I suffer from a restlessness. It is both a horrible thing and a wonderful thing at once. I require constant change to feel content. Change, for it to be change, needs to be varied and different. I need to go on great and long adventures. But then I need to settle down and relax. I need a job that constantly challenges and excites me. But then I also need to be able to break away from it every now and then. I like to hike. But then if that’s all I do I become bored with it. I want to learn new things but I don’t want that process to take over the other aspects of my life.

If it weren’t for this restlessness, I would not have climbed Kilimanjaro or learned diving or gone skydiving. If it weren’t for this restlessness, I would not have spent a significant portion of my career as a journalist volunteering my time to help develop the skills of other journalists. If it weren’t for this restlessness, I would not have seen so much in this world and learned from all the people I have met along the way. If it weren’t for this restlessness, I would not have studied for a master’s degree in journalism while taking care of four young children, taking on a full-time job, freelancing internationally, and founding a journalists’ NGO. It is this restlessness that causes me to need to do more, to do better, to do different.
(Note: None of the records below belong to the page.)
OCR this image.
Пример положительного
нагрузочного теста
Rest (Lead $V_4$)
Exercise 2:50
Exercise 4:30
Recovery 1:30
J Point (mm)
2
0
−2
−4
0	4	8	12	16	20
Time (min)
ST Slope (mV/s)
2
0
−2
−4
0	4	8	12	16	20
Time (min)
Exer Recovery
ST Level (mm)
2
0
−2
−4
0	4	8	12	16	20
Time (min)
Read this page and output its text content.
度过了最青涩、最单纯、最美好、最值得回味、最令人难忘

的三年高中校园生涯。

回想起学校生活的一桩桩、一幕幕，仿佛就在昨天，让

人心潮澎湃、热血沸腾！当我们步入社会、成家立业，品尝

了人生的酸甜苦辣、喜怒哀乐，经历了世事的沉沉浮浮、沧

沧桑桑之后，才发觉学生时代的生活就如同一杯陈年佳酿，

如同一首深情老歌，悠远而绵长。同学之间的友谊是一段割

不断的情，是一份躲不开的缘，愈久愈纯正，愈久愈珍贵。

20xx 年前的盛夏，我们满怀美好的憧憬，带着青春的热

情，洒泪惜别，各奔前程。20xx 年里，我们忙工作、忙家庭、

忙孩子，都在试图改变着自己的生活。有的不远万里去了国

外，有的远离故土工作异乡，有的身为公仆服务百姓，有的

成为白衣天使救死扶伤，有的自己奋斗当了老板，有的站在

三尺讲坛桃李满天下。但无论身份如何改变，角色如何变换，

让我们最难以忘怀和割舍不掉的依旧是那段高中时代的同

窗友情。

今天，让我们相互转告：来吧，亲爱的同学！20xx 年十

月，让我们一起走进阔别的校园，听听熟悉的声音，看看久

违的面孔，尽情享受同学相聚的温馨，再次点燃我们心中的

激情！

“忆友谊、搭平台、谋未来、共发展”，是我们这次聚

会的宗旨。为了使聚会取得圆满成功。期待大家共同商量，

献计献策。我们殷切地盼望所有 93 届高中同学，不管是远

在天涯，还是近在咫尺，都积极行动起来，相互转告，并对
But this restlessness also unsettles me. When I don’t have a plan for my next step, or when I do but there is too long of an interim, I feel empty and lost. It is not enough for me to know that in two months time I’ll be doing something great and exciting. What do I do NOW, is what I need to know. Sometimes I need to check out from the world and just relax. And that is fine. But when I’m done relaxing I need something else. And it can’t be just “normal”. I need to be stimulated. I need to be excited. I need to feel productive.

This morning I woke up with the following image of myself in my mind: I am covered in plastic wrap from head to toe. I cannot breathe. My arms are held tightly by the plastic wrap to my legs. I cannot raise them. I open my mouth and struggle to gasp for air. I contract every muscle of my body in attempt to free my arms enough to attempt to break free.

Whether I manage to break free or not remains to be seen. For now, I am suffocating in a cocoon of plastic wrap.

This will sound ridiculous to the many people who know me. I have managed to do so much with my life. I have great plans for the near future. I have an amazing family life. And this is why I suffer. I do have all that. But I need to do more.

Am I discontent? I don’t think so. I am happy and thankful for all that I have and for all that I have accomplished. But there is an energy inside me that tells me I can do so much more. I need to do so much more.

I suffer from a restlessness. It is a horrible thing and a great thing all at once.